Derek Brunen, Robin Peck, Pavel Pepperstein

    1 of 1 2 of 1

      At the Contemporary Art Gallery until June 10

      It's curtains–not for the Contemporary Art Gallery, but at it. Curtains of many colours, textures, patterns, and lengths. In his project Blind, Vancouver artist Derek Brunen has installed a series of drapes in the gallery's 12 exterior display windows. Through their back-to-front installation and their enticing refusal of access to what lies behind them, Brunen's curtains play with ideas of public and private–and the role of art. Viewership and voyeurism, exhibitions and exhibitionism, retail presentation and domestic décor, function and inutility: the work subtly stimulates our imaginations and curiosity.

      Inside the gallery, separate shows by Pavel Pepperstein and Robin Peck engage us with varying degrees of success. Pepperstein, a Moscow-based artist, has produced a range of text-based and neoconceptual works, individually and with the collective known as Inspection Medical Hermeneutics. In the recent series of drawings and paintings on display here, Landscapes of Future, he combines hand-drawn images and texts in a way that brings together a subjective style with larger considerations of history, politics, literature, art, and popular culture.

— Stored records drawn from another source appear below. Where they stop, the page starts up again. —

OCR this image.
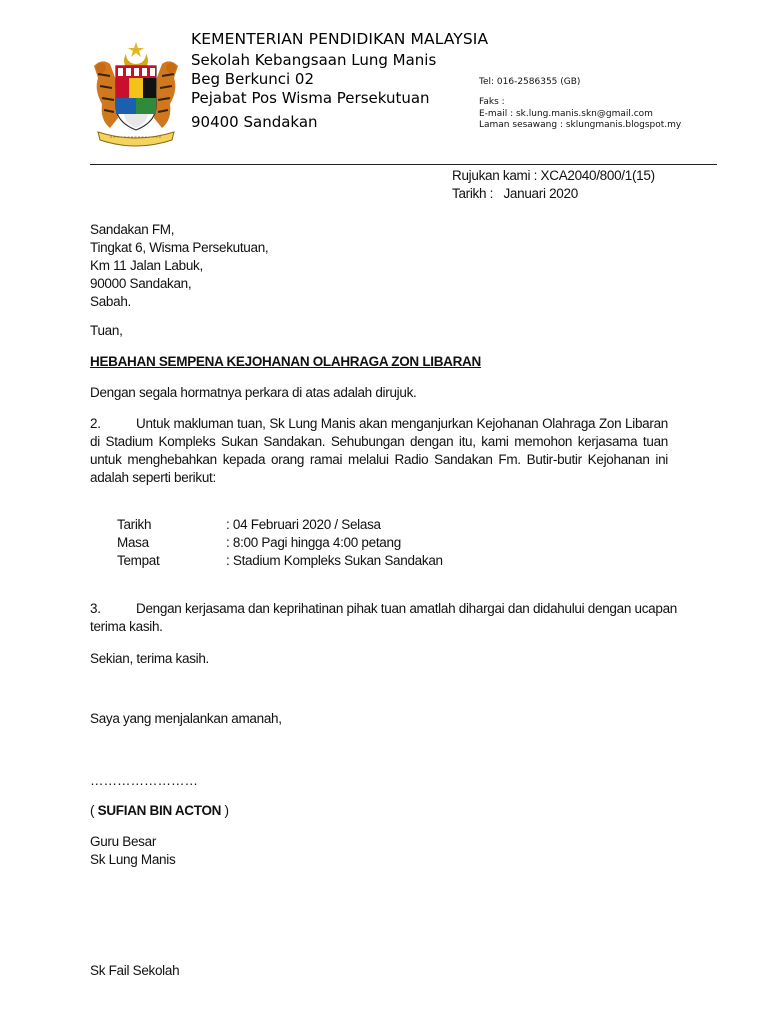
KEMENTERIAN PENDIDIKAN MALAYSIA
Sekolah Kebangsaan Lung Manis
Beg Berkunci 02
Pejabat Pos Wisma Persekutuan
90400 Sandakan
Tel: 016-2586355 (GB)
Faks :
E-mail : sk.lung.manis.skn@gmail.com
Laman sesawang : sklungmanis.blogspot.my
Rujukan kami : XCA2040/800/1(15)
Tarikh :   Januari 2020
Sandakan FM,
Tingkat 6, Wisma Persekutuan,
Km 11 Jalan Labuk,
90000 Sandakan,
Sabah.
Tuan,
HEBAHAN SEMPENA KEJOHANAN OLAHRAGA ZON LIBARAN
Dengan segala hormatnya perkara di atas adalah dirujuk.
2.	Untuk makluman tuan, Sk Lung Manis akan menganjurkan Kejohanan Olahraga Zon Libaran di Stadium Kompleks Sukan Sandakan. Sehubungan dengan itu, kami memohon kerjasama tuan untuk menghebahkan kepada orang ramai melalui Radio Sandakan Fm. Butir-butir Kejohanan ini adalah seperti berikut:
Tarikh	: 04 Februari 2020 / Selasa
Masa	: 8:00 Pagi hingga 4:00 petang
Tempat	: Stadium Kompleks Sukan Sandakan
3.	Dengan kerjasama dan keprihatinan pihak tuan amatlah dihargai dan didahului dengan ucapan terima kasih.
Sekian, terima kasih.
Saya yang menjalankan amanah,
……………………
( SUFIAN BIN ACTON )
Guru Besar
Sk Lung Manis
Sk Fail Sekolah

      The works depict science-fiction scenarios in a variety of future worlds, from a few decades to a few millennia hence. As CAG director Christina Ritchie writes in the exhibition's brochure, the mood is "at once apocalyptic and whimsical". In some scenes, clouds talk to each other, planets grow on trees, and a giant red cube is erected in the middle of the Indian Ocean.

      Rendered in an intentionally awkward style, the obvious and obscure references here include Russian poets and politicians, and figures of European art, literature, and religion, together with the histories of abstract and landscape painting. Each image includes often lengthy text, handwritten in an old-fashioned script. Pepperstein's English, obviously not his first language, contains odd phrasing and errors of spelling and grammar, with scratched-out words and other inconsistencies, the whole effect paralleling his drawing style.

      Like most sci-fi writers, the artist casts us into a freaky vision of the future in order to philosophize about the present conditions of humankind and our planet.

      Peck's minimal-conceptual sculpture installation is leagues removed from Pepperstein's drawings and paintings. A Shallow Flight of Stairs consists of eight standard sheets of commercially manufactured Plexiglas, laid flat and placed side-by-side in a line on the floor. Each rectangle is approximately four by eight feet, but they vary incrementally in thickness, from one-16th of an inch to one inch, thus creating the effect, as the title indicates, of very broad, very shallow stairs made of a very unlikely material.

      With its glasslike transparency and mirrorlike reflectivity, the Plexiglas reconnects us with the architectural components of the gallery: the raw concrete floor, the rows of fluorescent lights on the ceiling, the high windows in the room's south wall. Unfortunately, the piece is undermined by apparent flaws in the components. The thickest panel is a couple of centimetres shorter than all the others, creating a weird formal disruption–the sense that a mistake has been made–and the fifth panel in the progression of eight is warped in such a way that it appears to sit higher than the panels on either side of it, ruining the gradually stepped effect.

      Unlike Pepperstein's work, in which errors are intrinsic to the aesthetic, these glitches mar Peck's production. One longs for the perfection of Donald Judd's stainless-steel boxes.